Here’s what 12 vocatives for social class in 37 Shakespeare plays look like in composite:
average shx play_monochrome
There are a few things that I notice in this plot: There’s a quick use of naming vocatives near the beginning of the plays, a relative absense immediately after, but during the rising action and climax there are clear sections which use these vocative quite heavily- especially in the build-up to the climax. Usage drops in the falling action, until just before the denoument; there is a point where vocatives are used quite consistently heavily, marked by || but surrounded by white on both sides. If you can’t see it, here is the concordance plot again, with that point highlighted in red.

If you repeat the above process for the 332 plays, you get the following composite image. Although the amount of information in some ways obfuscates what you’re trying to see, there are darker and lighter bits to this image.
avg EM drama play_monochrome
Most notably, the rising action has a similar cluster of class-status vocative use at the tail end of the introduction and into the rising action, a relative absence until the climax, and then the use of vocatives for social class seem to pick up towards the falling action and end of the plays. Interestingly, the same kind of || notation is visibible towards the conclusion, though it reduplicates itself twice. (Again, if you can’t see it, I’ve highlighted it in red here).

Now to address the details of these plots… But you should also read the follow-up post about this, as well.


tl;dr version:

Can you look at many concordance plots at the same time? Yes.

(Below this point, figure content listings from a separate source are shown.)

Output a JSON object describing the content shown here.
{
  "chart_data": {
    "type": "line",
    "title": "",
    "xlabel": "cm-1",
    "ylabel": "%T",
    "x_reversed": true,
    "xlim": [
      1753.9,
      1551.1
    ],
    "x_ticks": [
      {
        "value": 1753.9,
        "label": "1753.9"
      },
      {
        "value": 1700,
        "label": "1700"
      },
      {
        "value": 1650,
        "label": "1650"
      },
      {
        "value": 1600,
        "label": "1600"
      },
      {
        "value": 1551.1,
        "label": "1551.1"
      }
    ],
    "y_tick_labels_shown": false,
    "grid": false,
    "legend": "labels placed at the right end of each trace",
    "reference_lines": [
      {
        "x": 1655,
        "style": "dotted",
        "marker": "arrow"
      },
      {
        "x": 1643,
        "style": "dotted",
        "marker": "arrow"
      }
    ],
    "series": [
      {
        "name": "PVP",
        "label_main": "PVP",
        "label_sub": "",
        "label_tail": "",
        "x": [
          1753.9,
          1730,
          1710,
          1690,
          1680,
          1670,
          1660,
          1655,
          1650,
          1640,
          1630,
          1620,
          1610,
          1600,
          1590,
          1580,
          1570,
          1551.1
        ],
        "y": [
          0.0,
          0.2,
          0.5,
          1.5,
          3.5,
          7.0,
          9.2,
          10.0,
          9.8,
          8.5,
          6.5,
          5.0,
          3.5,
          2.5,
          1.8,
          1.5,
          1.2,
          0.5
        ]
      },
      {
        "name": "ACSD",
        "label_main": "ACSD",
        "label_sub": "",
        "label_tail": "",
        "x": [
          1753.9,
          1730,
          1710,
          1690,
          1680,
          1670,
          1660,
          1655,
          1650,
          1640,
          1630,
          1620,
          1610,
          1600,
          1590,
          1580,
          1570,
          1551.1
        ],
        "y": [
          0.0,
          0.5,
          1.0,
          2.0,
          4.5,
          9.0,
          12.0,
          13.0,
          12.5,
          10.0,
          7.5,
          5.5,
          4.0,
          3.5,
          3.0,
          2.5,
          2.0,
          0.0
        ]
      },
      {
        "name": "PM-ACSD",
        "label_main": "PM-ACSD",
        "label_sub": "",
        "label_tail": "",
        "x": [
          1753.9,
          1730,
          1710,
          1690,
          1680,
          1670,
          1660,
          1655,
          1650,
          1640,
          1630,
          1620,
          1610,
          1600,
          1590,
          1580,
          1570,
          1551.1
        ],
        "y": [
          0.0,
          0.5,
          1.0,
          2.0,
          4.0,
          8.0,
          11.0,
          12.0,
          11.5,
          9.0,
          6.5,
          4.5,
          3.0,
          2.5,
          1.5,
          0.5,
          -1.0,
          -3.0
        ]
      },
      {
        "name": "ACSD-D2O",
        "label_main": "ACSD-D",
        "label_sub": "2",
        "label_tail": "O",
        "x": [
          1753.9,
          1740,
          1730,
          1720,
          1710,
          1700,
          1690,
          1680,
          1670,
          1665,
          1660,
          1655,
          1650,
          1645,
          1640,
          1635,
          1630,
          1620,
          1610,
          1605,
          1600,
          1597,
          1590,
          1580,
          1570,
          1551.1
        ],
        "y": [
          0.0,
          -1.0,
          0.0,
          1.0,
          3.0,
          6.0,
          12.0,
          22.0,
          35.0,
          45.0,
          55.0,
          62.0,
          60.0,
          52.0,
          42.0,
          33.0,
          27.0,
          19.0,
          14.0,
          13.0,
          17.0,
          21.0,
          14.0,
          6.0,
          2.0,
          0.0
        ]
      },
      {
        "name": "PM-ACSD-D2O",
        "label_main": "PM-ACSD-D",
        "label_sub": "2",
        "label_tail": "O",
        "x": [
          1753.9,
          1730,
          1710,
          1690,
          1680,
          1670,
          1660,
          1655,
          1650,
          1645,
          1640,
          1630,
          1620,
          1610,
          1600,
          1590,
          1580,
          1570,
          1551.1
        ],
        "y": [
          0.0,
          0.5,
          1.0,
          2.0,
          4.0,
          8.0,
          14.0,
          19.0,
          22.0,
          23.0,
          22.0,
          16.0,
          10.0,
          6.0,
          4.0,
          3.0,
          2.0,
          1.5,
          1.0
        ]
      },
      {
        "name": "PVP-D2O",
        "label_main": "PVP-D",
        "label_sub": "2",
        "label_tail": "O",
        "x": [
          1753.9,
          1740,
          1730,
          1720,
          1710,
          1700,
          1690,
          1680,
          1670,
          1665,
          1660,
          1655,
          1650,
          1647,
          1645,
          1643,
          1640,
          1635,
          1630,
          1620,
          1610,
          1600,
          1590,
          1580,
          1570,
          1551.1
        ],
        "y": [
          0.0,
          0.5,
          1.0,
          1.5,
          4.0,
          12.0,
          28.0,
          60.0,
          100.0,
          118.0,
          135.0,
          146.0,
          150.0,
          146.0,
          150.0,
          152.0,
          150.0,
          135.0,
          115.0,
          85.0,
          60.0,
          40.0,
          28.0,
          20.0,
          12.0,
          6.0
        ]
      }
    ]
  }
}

Do vocatives attached to a name which mark for class status have recognizable patterns in dramatic structure? MAYBE.


[1] Matthew Jockers (1, 2) and Benjamin Schmidt have been doing interesting things with regards to computationally analyzing dramatic structure. I’m not going anywhere near their levels of engagement with dramatic arcs in this post, but they are interesting reads nonetheless. (Followup: Annie Swafford’s blog post on Jockers’ analyses are worth a read as well)

[2] If you particularly enjoy using R to achieve relatively simple tasks like concordance plots, Stefan Gries’ 2009 cookbook Quantitative corpus linguistics with R: a practical introduction and Matthew Jockers’ 2014 cookbook Text Analysis with R for Students of Literature both outline how to do this.

[3] Okay, so this required a few more steps of code, most of which were install scripts which require very little work on the human end beyond following directions of ‘type this, wait for computer to return the input command’. If you are on a mac, you will need to get Xcode to download macports to download ImageMagick, and then X11 to display output. X11 seems optional, especially if you keep your finder window open nearby. Setting all this up took about two hours.

[4] It transpired that I could have done this with ImageMagick using the command
convert -append plots*.png out.png.
Oh well. Seashore also offers layering capabilities for the more graphic design driven amongst you but perhaps more importantly for me, it looks a lot like my dearly beloved MS Paint, a piece of software I’ve been trying to find a suitable replacement for since I joined The Cult of Mac in 2006.